Outer space doesn’t have an everyday impact on the typical worker at
the Louisiana Recovery Field Office, but Kyle Gaston’s job
essentially beams him up through all the space debris to the
orbiting satellites to help him get his bearings.
The Army Corps of
Engineers’ debris and demolition mission looks to Kyle to pinpoint
properties and create maps that crews use to accurately locate the
houses identified for demolition or debris, including
saltwater-killed trees needing removal.
Kyle is “the GIS
guy” and manages the Geographic Information System tasks for the
RFO. He explained that GIS is the overall data framework and that
GPS – Global Positioning System that people use to plot a location
or get directions – is one of the many parts of GIS.
RFO crews, for
example, can take their GPS devices to a property needing
demolition. The GPS unit takes readings and establishes coordinates
for each property. Back at the office, Kyle downloads that data and
makes maps showing the location of the properties, so that other
crews can find them and complete the demolitions.
GIS, Kyle says,
produces more than a neat, squared-up map pointing up for north.

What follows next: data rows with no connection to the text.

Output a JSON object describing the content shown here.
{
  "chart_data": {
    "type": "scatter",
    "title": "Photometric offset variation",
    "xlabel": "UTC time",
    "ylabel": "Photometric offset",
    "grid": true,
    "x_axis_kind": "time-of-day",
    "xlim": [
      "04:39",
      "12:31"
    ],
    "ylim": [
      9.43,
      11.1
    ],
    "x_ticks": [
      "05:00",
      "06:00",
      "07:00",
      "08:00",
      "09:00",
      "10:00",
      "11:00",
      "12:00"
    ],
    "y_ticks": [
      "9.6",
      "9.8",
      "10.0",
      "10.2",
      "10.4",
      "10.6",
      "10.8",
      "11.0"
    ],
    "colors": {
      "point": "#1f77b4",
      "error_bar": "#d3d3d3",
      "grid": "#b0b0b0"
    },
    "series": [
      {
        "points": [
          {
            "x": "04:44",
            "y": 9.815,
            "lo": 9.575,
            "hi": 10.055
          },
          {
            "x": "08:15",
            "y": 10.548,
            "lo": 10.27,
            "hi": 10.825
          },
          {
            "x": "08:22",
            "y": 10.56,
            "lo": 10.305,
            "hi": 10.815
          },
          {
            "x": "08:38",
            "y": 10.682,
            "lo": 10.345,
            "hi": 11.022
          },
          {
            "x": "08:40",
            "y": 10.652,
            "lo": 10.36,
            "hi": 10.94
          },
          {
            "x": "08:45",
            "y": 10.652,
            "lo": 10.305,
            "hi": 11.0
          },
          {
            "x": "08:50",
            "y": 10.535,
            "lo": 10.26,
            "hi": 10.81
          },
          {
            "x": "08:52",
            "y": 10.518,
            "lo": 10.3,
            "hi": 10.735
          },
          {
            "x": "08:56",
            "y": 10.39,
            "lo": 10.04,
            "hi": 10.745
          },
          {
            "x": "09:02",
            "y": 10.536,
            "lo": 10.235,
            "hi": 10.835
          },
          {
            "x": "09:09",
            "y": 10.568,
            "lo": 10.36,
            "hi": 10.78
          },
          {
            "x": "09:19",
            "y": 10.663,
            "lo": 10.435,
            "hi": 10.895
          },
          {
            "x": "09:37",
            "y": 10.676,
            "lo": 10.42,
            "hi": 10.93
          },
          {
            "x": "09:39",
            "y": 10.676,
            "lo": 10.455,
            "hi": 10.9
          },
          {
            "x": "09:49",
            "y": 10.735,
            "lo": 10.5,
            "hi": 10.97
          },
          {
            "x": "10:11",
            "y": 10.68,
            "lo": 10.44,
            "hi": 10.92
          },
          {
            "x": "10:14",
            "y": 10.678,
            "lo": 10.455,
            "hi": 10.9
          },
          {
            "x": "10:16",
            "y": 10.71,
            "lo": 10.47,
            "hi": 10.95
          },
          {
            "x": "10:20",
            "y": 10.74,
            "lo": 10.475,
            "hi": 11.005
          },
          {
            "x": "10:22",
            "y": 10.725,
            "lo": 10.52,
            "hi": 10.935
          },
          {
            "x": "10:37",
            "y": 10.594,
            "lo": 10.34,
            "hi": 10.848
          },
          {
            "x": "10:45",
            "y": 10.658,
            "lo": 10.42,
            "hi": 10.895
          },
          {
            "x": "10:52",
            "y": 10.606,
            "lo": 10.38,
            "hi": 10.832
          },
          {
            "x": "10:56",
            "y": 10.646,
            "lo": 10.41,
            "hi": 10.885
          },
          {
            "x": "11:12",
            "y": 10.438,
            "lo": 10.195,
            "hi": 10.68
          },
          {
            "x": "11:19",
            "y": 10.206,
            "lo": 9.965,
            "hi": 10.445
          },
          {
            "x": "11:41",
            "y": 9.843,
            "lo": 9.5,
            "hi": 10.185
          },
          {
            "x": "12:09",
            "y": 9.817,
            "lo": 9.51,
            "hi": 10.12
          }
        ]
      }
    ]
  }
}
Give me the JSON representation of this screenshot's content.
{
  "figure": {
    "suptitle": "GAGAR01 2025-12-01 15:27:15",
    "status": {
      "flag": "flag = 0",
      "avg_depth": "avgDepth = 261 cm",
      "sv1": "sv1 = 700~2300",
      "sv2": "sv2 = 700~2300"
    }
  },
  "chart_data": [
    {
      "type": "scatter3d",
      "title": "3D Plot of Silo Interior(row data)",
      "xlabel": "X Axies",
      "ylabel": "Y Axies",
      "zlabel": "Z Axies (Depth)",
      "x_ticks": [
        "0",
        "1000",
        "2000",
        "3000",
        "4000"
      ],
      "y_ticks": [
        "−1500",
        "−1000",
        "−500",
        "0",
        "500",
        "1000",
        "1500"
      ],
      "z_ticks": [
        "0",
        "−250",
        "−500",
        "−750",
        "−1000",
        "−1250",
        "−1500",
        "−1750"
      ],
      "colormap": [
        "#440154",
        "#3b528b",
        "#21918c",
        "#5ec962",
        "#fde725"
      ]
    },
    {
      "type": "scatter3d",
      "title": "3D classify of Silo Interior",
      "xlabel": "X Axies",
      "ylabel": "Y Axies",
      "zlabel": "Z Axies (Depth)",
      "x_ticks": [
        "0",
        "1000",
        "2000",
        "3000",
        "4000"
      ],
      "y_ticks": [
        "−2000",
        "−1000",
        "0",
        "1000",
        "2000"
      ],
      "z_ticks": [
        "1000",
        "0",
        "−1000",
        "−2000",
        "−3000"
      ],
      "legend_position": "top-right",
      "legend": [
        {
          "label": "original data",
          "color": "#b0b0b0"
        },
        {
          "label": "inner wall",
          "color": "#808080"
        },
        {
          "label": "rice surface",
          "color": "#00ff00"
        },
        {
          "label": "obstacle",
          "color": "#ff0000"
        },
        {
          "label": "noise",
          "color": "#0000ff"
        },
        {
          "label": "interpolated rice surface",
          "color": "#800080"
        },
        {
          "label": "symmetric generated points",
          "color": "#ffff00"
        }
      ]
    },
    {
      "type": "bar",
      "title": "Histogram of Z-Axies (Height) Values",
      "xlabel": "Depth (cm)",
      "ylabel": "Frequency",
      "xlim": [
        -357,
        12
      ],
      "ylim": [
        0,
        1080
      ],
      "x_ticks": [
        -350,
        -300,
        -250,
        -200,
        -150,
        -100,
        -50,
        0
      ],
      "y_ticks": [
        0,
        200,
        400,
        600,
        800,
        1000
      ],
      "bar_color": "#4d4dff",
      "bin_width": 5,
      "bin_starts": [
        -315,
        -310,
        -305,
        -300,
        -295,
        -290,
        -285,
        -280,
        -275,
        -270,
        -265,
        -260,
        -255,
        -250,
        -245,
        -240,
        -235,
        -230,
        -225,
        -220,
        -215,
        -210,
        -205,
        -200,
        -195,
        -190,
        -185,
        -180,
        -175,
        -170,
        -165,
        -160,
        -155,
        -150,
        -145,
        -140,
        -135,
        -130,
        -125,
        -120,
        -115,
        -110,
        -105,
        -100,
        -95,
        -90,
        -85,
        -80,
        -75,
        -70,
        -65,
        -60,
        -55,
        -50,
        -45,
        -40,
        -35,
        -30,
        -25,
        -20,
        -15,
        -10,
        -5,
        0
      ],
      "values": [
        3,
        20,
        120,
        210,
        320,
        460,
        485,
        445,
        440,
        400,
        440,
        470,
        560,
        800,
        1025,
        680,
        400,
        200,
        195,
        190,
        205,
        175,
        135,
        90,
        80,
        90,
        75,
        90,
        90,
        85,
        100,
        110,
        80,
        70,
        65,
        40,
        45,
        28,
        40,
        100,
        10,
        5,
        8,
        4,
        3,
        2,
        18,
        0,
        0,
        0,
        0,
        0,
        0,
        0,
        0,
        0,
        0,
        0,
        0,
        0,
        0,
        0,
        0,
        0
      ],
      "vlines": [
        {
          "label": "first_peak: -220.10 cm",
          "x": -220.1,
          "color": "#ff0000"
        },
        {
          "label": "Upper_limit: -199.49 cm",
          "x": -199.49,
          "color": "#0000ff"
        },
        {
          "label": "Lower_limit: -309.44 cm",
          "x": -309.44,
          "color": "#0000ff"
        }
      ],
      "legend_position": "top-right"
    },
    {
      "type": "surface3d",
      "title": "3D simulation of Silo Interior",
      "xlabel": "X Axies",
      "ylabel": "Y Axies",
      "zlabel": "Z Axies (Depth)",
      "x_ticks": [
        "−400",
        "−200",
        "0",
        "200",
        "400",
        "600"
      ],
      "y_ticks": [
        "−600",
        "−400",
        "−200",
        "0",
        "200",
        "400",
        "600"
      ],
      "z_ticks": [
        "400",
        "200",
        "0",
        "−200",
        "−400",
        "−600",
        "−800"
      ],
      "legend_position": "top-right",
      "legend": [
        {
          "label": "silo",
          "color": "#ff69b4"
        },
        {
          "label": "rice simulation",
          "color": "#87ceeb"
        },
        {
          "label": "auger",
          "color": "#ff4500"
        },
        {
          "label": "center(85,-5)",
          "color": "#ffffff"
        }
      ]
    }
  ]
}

“GIS produces a map that is skewed or turned to be geographically
correct, in all different projections, depending on where you are in
the world.”
The future of GIS
at the RFO, he says, includes setting up a “geo-database” that can
include the property location, where the owner is living now, and
county-, state- or city-provided information, such as tax base
input.
Here at the RFO,
Kyle describes himself as a “fancy cartographer,” and he is
affectionately called “Map Daddy.”
He says, “The
staff brings satellite-identified coordinates to me to find out
whether plots or points are those in Sector 1 or Sector 2.”
Other tasks would
include something as simple as asking for a map of where all the zip
codes are.
Kyle, whose home
is in Omaha, Neb., earned a bachelor’s degree in geography with a
minor in GIS. He works for a contractor, Applied Data Consultants,
who provides a GIS geographic service center help desk for the
Corps’ Omaha District and separate services for the Real Estate
Division producing property tract maps for land transfers.
He says that
early-on in the RFO mission, “there was a room full of GIS people at
the RFO of both contractors and Corps employees. As the mission
winds down, it gets harder to fill the job with regular employees.
That’s why we are contracted to fill the gap.”
Kyle says
typically his best days here are “the days after I make a map and
the staff talks about the map in a PowerPoint presentation - knowing
it got used and somebody actually understands it.”